After you have the property identified, you’ll put in your offer using the name of your Solo 401k Trust (e.g. John Doe 401k Trust). If there’s any earnest one to put down, you can write the check out directly from your Solo 401k bank account. Your Solo 401k will own the property, so you want to be sure to use only you Solo 401k funds to pay for any fees.

3) Offer and Closing

One of the great things about your Solo 401k is that you have flexibility in purchase methods. This means you can pay for the property in full using your retirement funds (if no mortgage is needed/wanted) or you can get financing for your purchase. It’s possible to get a non-recourse loan for your Solo 401k to use leverage to purchase your property. Unlike the Self-Directed IRA (SDIRA), the Solo 401k is not subject to the Unrelated Debt Financing tax (UDFI). This makes the Solo 401k the easiest retirement vehicle available to use leverage purchasing a property.

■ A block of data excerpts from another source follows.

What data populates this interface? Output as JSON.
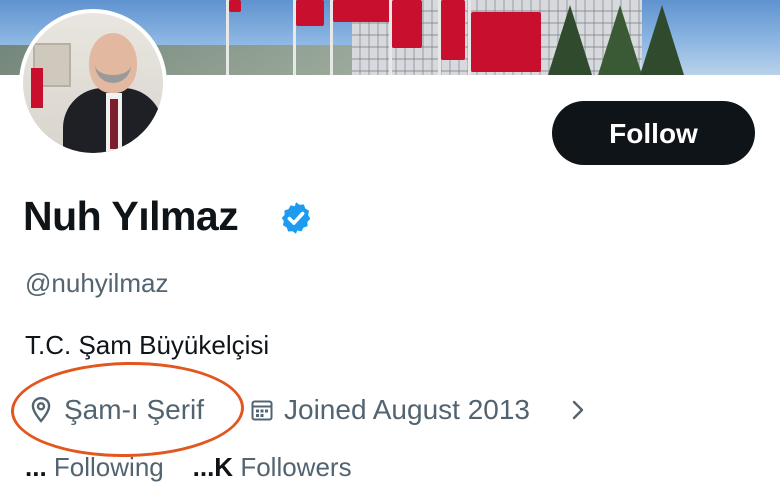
{
  "profile": {
    "name": "Nuh Yılmaz",
    "handle": "@nuhyilmaz",
    "bio": "T.C. Şam Büyükelçisi",
    "location": "Şam-ı Şerif",
    "joined": "Joined August 2013",
    "verified": true
  },
  "buttons": {
    "follow": "Follow"
  },
  "stats": {
    "following_count": "...",
    "following_label": "Following",
    "followers_count": "...K",
    "followers_label": "Followers"
  },
  "colors": {
    "text": "#0f1419",
    "secondary": "#536471",
    "verified": "#1d9bf0",
    "highlight": "#e2561f",
    "button_bg": "#0f1419"
  },
  "icons": {
    "verified": "verified-badge-icon",
    "location": "location-pin-icon",
    "calendar": "calendar-icon",
    "chevron": "chevron-right-icon"
  }
}
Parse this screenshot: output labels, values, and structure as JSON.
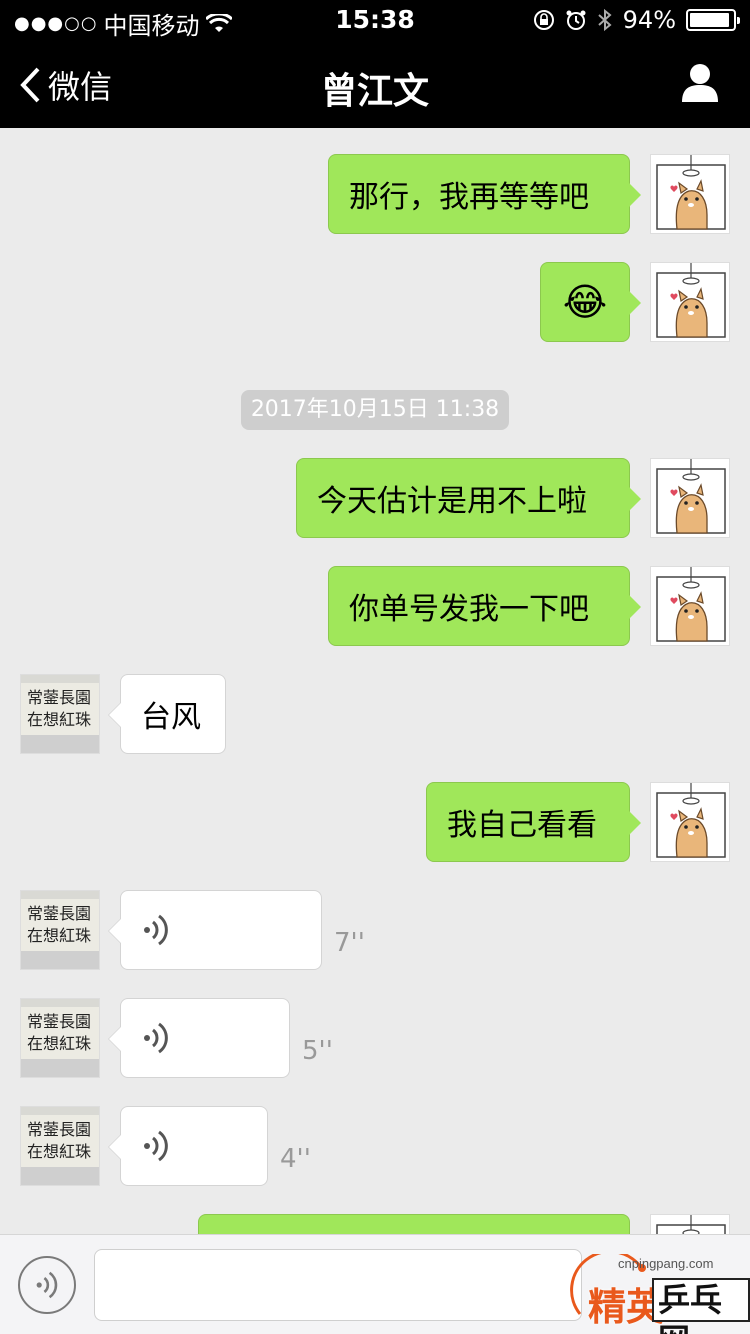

In any offer documents and at the closing table, the Solo 401k itself is the buyer. This keeps the retirement funds separate from you and keeps those funds tax-deferred. You are the trustee of your Solo 401k, so you sign the closing documents. The check presented at closing will be from your Solo 401k bank account.  You’re in total control during the entire deal.

4) Fees and other aspects of your real estate deal

If you have any ongoing expenses, such as property taxes and/or maintenance for the property, they should be paid from your Solo 401k bank account. Remember that personal funds and retirement funds should never mix to avoid triggering prohibited transactions or a taxable event.